Der Sprecher des Vatikans, Federico Lombardi, distanzierte sich am Samstag von dem Vergleich und bedauerte ihn. Zudem dementierte er, dass die Anregung zu der Predigt von Pater Raniero aus dem päpstlichen Umfeld gekommen sei. Im Übrigen habe der Vergleich „Zeugnis der Solidarität“ mit der Kirche von Seiten eines Juden sein sollen.

Indes hat sich Raniero dafür entschuldigt, die Angriffe auf Benedikt XVI. und die Kirche wegen des Missbrauchsskandals mit dem Antisemitismus verglichen zu haben.

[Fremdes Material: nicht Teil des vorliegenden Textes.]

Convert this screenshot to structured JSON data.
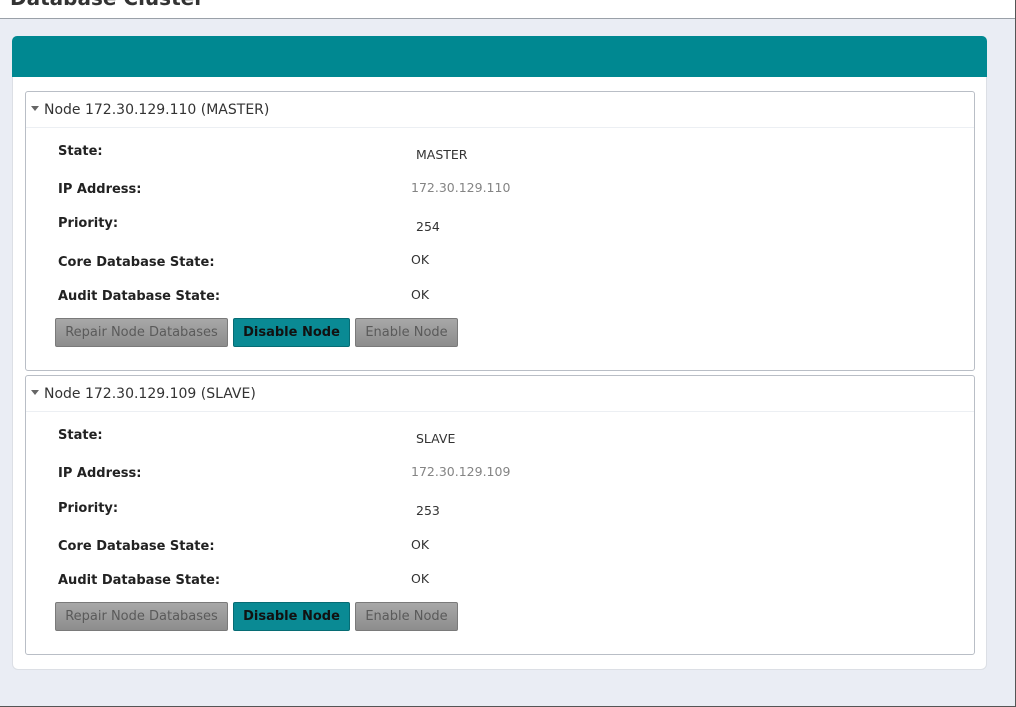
{
  "page": {
    "title": "Database Cluster"
  },
  "labels": {
    "state": "State:",
    "ip_address": "IP Address:",
    "priority": "Priority:",
    "core_db_state": "Core Database State:",
    "audit_db_state": "Audit Database State:"
  },
  "buttons": {
    "repair": "Repair Node Databases",
    "disable": "Disable Node",
    "enable": "Enable Node"
  },
  "nodes": [
    {
      "title": "Node 172.30.129.110 (MASTER)",
      "state": "MASTER",
      "ip": "172.30.129.110",
      "priority": "254",
      "core_state": "OK",
      "audit_state": "OK"
    },
    {
      "title": "Node 172.30.129.109 (SLAVE)",
      "state": "SLAVE",
      "ip": "172.30.129.109",
      "priority": "253",
      "core_state": "OK",
      "audit_state": "OK"
    }
  ],
  "colors": {
    "accent": "#008891",
    "button_teal": "#0a8a94",
    "background": "#eaedf4"
  }
}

Er habe weder die Gefühle der Juden noch die der Opfer von Pädophilie verletzen wollen, sagte der Pater der Mailänder Zeitung "Corriere della Sera". Niemand habe vorher gewusst, auch der Papst nicht, dass er aus diesem Brief zitieren würde. Er habe die Worte des jüdischen Freundes als Solidarität mit Benedikt gewertet.

Die Osterfeierlichkeiten in Rom wurden in der Nacht auf Sonntag mit der Osterwache fortgesetzt. Heute Sonntag, münden sie in die traditionelle Messe auf dem Petersplatz ab etwa 10.15 Uhr und den Segen „Urbi et Orbi“ zur Mittagszeit.